While this is pure speculation at this point, it seems possible — even likely — that Kingdom of the Planet of the Apes will feature a big twist, possibly at some point well before the end. The trailers and promotional material make no specific mention that this is indeed the planet Earth. Plus, all we know is that this movie is set in the same continuity as War for the Planet of the Apes (2017), but over 300 years later. The timeline setting is relatively straightforward, but the location has not been confirmed at all. Surely, apes and humans could have settled into a “kingdom” on other planets in between movies, right?

A close reading of the most recent trailer reveals a huge emphasis on characters looking into telescopes with astonishment, and at least one scene where Noa examines model planets and says, “The elders did not tell us everything about this world.”

This brings us back to the runtime. Because Kingdom of the Planet of the Apes has a long-ish runtime, this could indicate that the twist — in which we learn that this is not Earth, but an alien world — will occur sometime around the middle of the movie, or, perhaps before the last third. This high-concept revelation would give Kingdom of the Planet of the Apes some twisty novelty that its most recent predecessors sometimes lacked.

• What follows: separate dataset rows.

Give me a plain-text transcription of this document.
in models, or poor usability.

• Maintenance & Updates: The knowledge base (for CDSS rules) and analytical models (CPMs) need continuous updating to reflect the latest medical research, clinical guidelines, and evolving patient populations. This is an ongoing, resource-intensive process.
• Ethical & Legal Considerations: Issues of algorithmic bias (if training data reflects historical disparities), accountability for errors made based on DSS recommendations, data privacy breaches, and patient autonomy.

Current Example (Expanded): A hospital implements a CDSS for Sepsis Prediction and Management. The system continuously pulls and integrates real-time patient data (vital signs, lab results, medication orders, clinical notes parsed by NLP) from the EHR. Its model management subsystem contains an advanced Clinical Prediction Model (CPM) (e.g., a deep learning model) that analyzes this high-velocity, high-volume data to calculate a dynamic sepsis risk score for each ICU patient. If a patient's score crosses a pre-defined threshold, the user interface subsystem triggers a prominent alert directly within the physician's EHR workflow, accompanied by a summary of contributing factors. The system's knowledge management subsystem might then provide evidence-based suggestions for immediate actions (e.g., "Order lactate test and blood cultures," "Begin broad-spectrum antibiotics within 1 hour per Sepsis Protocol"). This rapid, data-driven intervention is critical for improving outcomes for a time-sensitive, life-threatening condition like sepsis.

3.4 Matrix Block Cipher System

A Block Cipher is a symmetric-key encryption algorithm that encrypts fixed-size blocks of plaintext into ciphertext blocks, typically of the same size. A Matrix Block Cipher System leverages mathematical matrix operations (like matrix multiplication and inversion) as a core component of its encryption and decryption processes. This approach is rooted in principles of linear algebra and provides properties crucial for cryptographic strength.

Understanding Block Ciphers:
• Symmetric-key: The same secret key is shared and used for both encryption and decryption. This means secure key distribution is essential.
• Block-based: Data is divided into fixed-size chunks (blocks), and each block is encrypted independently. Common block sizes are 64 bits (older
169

If Kingdom of the Planet of the Apes drops a twist about the basic location of the story, then it will, essentially, be inverting the twist from the very first film, while also honoring the setting of the book, in which the Planet of the Apes was really not on Earth at all. Either way, if this new Apes movie is planning on doing some monkey business with which “planet” we’re talking about, the story will need plenty of time to let all of that play out.

Kingdom of the Planet of the Apes hits theaters on May 10, 2024.